Grease (1978) 40th Anniversary Review

Rereleased to celebrate its 40th anniversary, “Grease” takes us to a nostalgia-fuelled retro-dystopia where middle-aged adults are forced to attend high school and endure the trials and tribulations of adolescent life, no doubt the forfeit of some Faustian pact or “Lost”-style purgatorial atonement. After being drowned by a freak wave during a weekend getaway to the coast to restore the lost spark to their relationship, married thirty-somethings Danny and Sandy wake to find themselves back in high school where they must learn to love each other once again through a series of peppy, rock ‘n’ roll pastiche musical numbers and embracing each other’s true natures.

Of course not! This is the sunny, wholesomely ribald musical of 50s nostalgia and one of the greatest movie musicals of all time, back on the big screen where it belongs. A musical for the whole family (although certain lines and lyrics will sail over the heads of younger T-birds and Pink Ladies), it’s universal enough to be inoffensive to most yet just naughty enough to have the tiniest frisson of  illicit thrill. The director and cast bring everything to the screen, investing every moment of the musical with an adorable energy that more than compensates for their conspicuous anachronisticism.

“Grease” is one of my earliest cinematic memories, and to be honest it’s probably a toss-up between it and “The Rescuers” for which film I saw first in a cinema. I do remember coming out of the cinema with my Mum and going with her straight to Boots to buy the soundtrack LP, a gorgeous fold-out vinyl album long since lost to a spring-clean or format upgrade of long ago. I remember the movies’ incredible power to revive itself, like some kind of leather-jacketed, bequiffed revenant every time it was shown on TV (we’re way back in the early days of home video here so TV was still the place to catch classic movies) and dominate the playground for months thereafter. Obviously I was going to leap at the chance to share this personal cultural touchstone with the Cragglings (11 and 5) on the big screen and, of course, both absolutely loved it.

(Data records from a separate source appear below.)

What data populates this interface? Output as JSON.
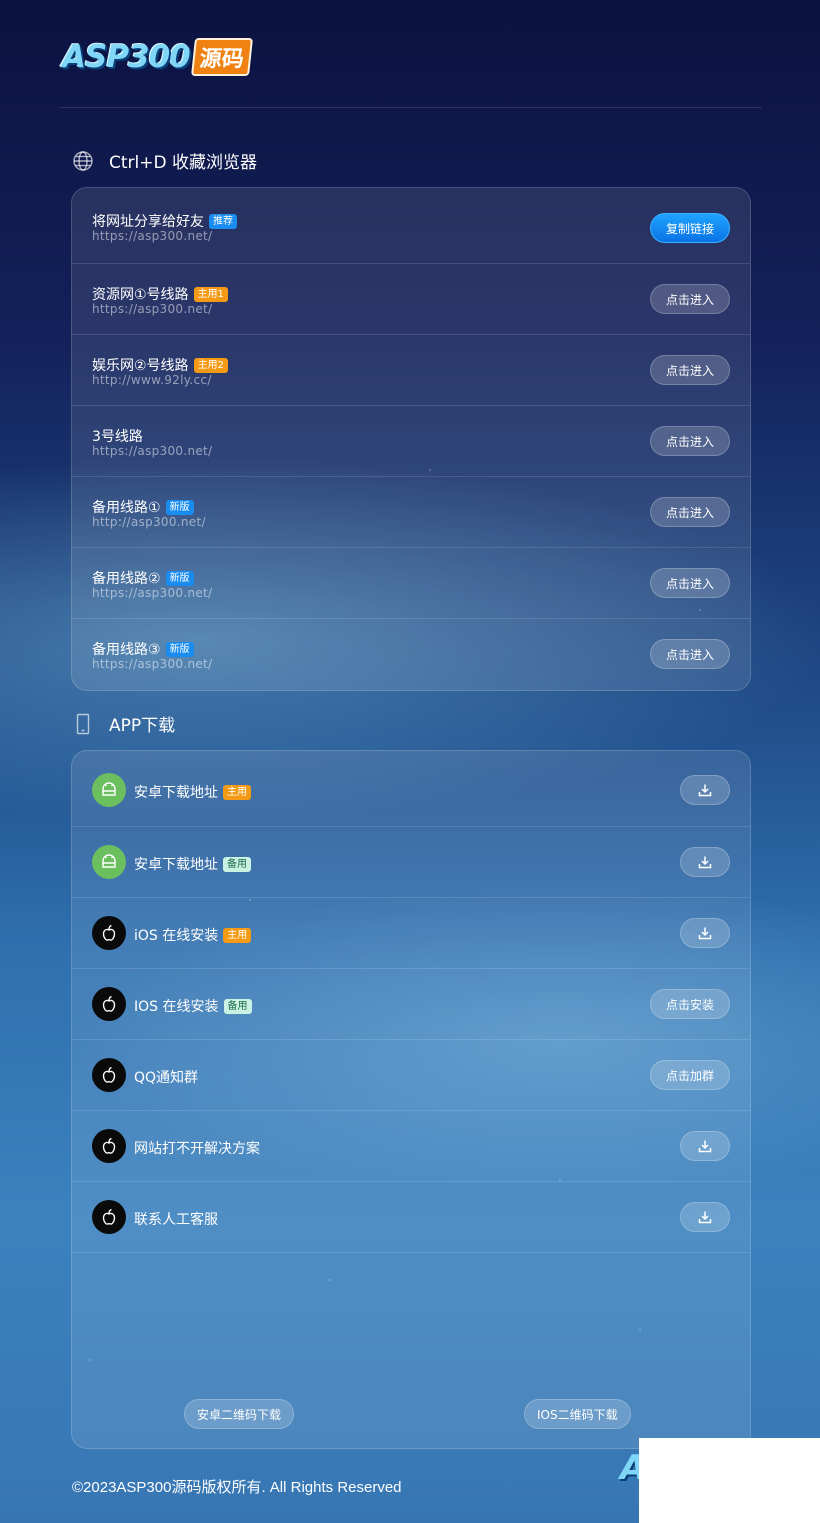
{
  "header": {
    "logo_text": "ASP300",
    "logo_badge": "源码"
  },
  "bookmark_section": {
    "title": "Ctrl+D 收藏浏览器",
    "icon": "globe-icon"
  },
  "links": [
    {
      "name": "将网址分享给好友",
      "tag": "推荐",
      "tag_color": "#1a8cf0",
      "url": "https://asp300.net/",
      "button": "复制链接",
      "primary": true
    },
    {
      "name": "资源网①号线路",
      "tag": "主用1",
      "tag_color": "#f49a14",
      "url": "https://asp300.net/",
      "button": "点击进入"
    },
    {
      "name": "娱乐网②号线路",
      "tag": "主用2",
      "tag_color": "#f49a14",
      "url": "http://www.92ly.cc/",
      "button": "点击进入"
    },
    {
      "name": "3号线路",
      "tag": "",
      "url": "https://asp300.net/",
      "button": "点击进入"
    },
    {
      "name": "备用线路①",
      "tag": "新版",
      "tag_color": "#1a8cf0",
      "url": "http://asp300.net/",
      "button": "点击进入"
    },
    {
      "name": "备用线路②",
      "tag": "新版",
      "tag_color": "#1a8cf0",
      "url": "https://asp300.net/",
      "button": "点击进入"
    },
    {
      "name": "备用线路③",
      "tag": "新版",
      "tag_color": "#1a8cf0",
      "url": "https://asp300.net/",
      "button": "点击进入"
    }
  ],
  "app_section": {
    "title": "APP下载",
    "icon": "phone-icon"
  },
  "apps": [
    {
      "name": "安卓下载地址",
      "tag": "主用",
      "icon": "android-icon",
      "button": ""
    },
    {
      "name": "安卓下载地址",
      "tag": "备用",
      "icon": "android-icon",
      "button": ""
    },
    {
      "name": "iOS 在线安装",
      "tag": "主用",
      "icon": "apple-icon",
      "button": ""
    },
    {
      "name": "IOS 在线安装",
      "tag": "备用",
      "icon": "apple-icon",
      "button": "点击安装"
    },
    {
      "name": "QQ通知群",
      "tag": "",
      "icon": "apple-icon",
      "button": "点击加群"
    },
    {
      "name": "网站打不开解决方案",
      "tag": "",
      "icon": "apple-icon",
      "button": ""
    },
    {
      "name": "联系人工客服",
      "tag": "",
      "icon": "apple-icon",
      "button": ""
    }
  ],
  "qr": {
    "android_label": "安卓二维码下载",
    "ios_label": "IOS二维码下载"
  },
  "footer": {
    "copyright": "©2023ASP300源码版权所有. All Rights Reserved"
  },
  "colors": {
    "primary_button": "#0a72e6",
    "tag_orange": "#f49a14",
    "tag_blue": "#1a8cf0",
    "tag_mint": "#c9f2e3",
    "android": "#6cbf5e"
  }
}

Regardless of the rumours and revelations of some of its cast members now, there’s an almost timeless innocence to its saucy sha-na-na-nanigans, an infectiousness to its catchy and eminently sing-a-long-able songs and a warm familiarity to every word, note and beat of the script which is carved into memory with all the reverence and exactitude accorded to the likes of “Star Wars”. Sure, to me, now, someone a few years beyond even the film’s generous casting limits, some of the movie’s clunkier moments are more obvious, especially on the big screen. The Scorpion Gang – a curious hybrid of fifties street punk and Village People-style leathermen (they like their beer cold, their TV loud and their convertibles FAH-LAMING!!!!!) – never really amount to anything and to this day, after innumerable rewatches, I still cannot fathom why Danny’s friends help abduct Sandy from the dance floor, leaving Danny to finish off his hand jive in a near-Oedipal pas de deux with cougar-before-her-time Cha-Cha DiGregorio.

It doesn’t really matter though, because the dancing is worth it in the end. Easily taken for granted, Travolta’s effortless dancing underlines his prodigious talent in how hard the rest of the cast have to work just to keep up with him. The tables turn when it comes to singing of course, although Travolta never comes near Brosnan in “Mamma Mia!” levels of tortured desperation, he’s got his work cut out matching the candy-sweet tones of Newton-John’s Sandy. Stockard Channing and Jeff Conaway round out a superb lead cast and while the supporting characters are good value, its by packing the faculty of Rydell High with veteran performers like Sid Caeser, Eve Arden and Joan Blondell that Kleiser pulls the ace out of his sleeve, their world-weary cynicism puncturing the bubble-gum fantasy just enough to keep things for descending from sugar rush to sugar coma.

It has to be said the 4K 40th Anniversary restoration is merciless in exposing director Randal Kleiser’s liberal use of varying degrees of soft focus to flatter his cast. Kleiser packs the screen with everything, throwing in the kitsch and sinking the depth of field to hide the wrinkles and, despite how bizarre it all should be, it works. The irresistibly dazzling charisma of Travolta and Newton-John (never replicated in their subsequent team-ups), the classic song and dance numbers of Jim Jacobs and Warren Casey (with a little help from John Farrar and Barry Gibb) and the capturing of a very specific Fifties vibe ensure that the film and its questionable moral of how a girl can get the boy of her dreams if only she’s willing to dress slutty enough will be around for generations to come.